Although there is evidence supporting the effectiveness of TXA in reducing blood loss, concerns have been raised regarding increased thrombotic events and mortality. Studies by Zufferey [34] and Schiavone [35] reported three times higher thrombotic event and mortality rates in the TXA group compared to the control group, but without statistical significance. Franchini’s meta-analysis [36] investigating the safety of intravenous TXA in orthopedic surgery included 73 RCTs with 4174 cases in the TXA group and 2779 cases in the control group. The pooled analysis concluded that the risk of thrombosis between the TXA and control groups was comparable and not statistically different. A large retrospective study by Zak [37] involving 26,808 patients with coronary artery disease or coronary stenting who underwent total knee or total hip replacement concluded that TXA was safe and did not increase the risk of thrombosis during an 8-year follow-up period. Furthermore, TXA applied to intertrochanteric fractures in patients with a high risk of thrombosis, as determined by a scoring scale, demonstrated an excellent safety profile in a retrospective study by Porter [38]. There were no statistically significant differences in thrombotic events or mortality compared to the control group. These findings are consistent with our study results.

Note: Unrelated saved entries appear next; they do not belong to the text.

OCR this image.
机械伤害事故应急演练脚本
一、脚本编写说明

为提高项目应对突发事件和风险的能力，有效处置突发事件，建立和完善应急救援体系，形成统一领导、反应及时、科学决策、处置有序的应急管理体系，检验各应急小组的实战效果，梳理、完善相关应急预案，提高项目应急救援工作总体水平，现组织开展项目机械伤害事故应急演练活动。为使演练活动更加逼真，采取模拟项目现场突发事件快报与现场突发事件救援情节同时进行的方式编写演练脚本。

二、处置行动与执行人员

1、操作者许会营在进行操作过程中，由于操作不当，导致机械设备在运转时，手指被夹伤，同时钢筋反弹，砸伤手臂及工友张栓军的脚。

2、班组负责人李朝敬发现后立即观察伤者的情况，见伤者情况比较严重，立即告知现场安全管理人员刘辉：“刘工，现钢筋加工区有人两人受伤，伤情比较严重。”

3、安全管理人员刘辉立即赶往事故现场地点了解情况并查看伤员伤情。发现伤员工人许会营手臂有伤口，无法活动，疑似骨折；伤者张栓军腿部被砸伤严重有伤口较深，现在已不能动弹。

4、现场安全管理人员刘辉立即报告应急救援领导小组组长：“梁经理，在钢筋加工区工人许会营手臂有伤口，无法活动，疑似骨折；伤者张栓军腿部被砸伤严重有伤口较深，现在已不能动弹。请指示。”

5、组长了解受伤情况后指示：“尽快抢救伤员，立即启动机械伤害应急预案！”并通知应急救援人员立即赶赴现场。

Nevertheless, our study has several limitations. Despite efforts to strictly limit the study criteria to reduce clinical heterogeneity, some differences in research methods cannot be entirely eliminated. Factors such as preoperative waiting time, blood test timing, TXA dosage, use of low-molecular-weight heparin, and transfusion strategies may influence the study results. Additionally, the detailed calculation of blood loss varies among studies, making the data less comparable, which is a limitation considering blood loss was the primary outcome of this study. Furthermore, the number of included studies was relatively small, and the total number of cases was limited. Lastly, some studies had a follow-up period of only one month, lacking long-term follow-up data. Despite these limitations, our study included the most recent high-quality RCTs, and there was strong statistical evidence supporting the study results.

Conclusion

In conclusion, the intravenous application of TXA in geriatric patients undergoing intramedullary nailing for the treatment of intertrochanteric fractures is both safe and effective in reducing TBL, IBL, and HBL. It also decreases transfusion rates and volumes without increasing the risk of thrombotic events or mortality.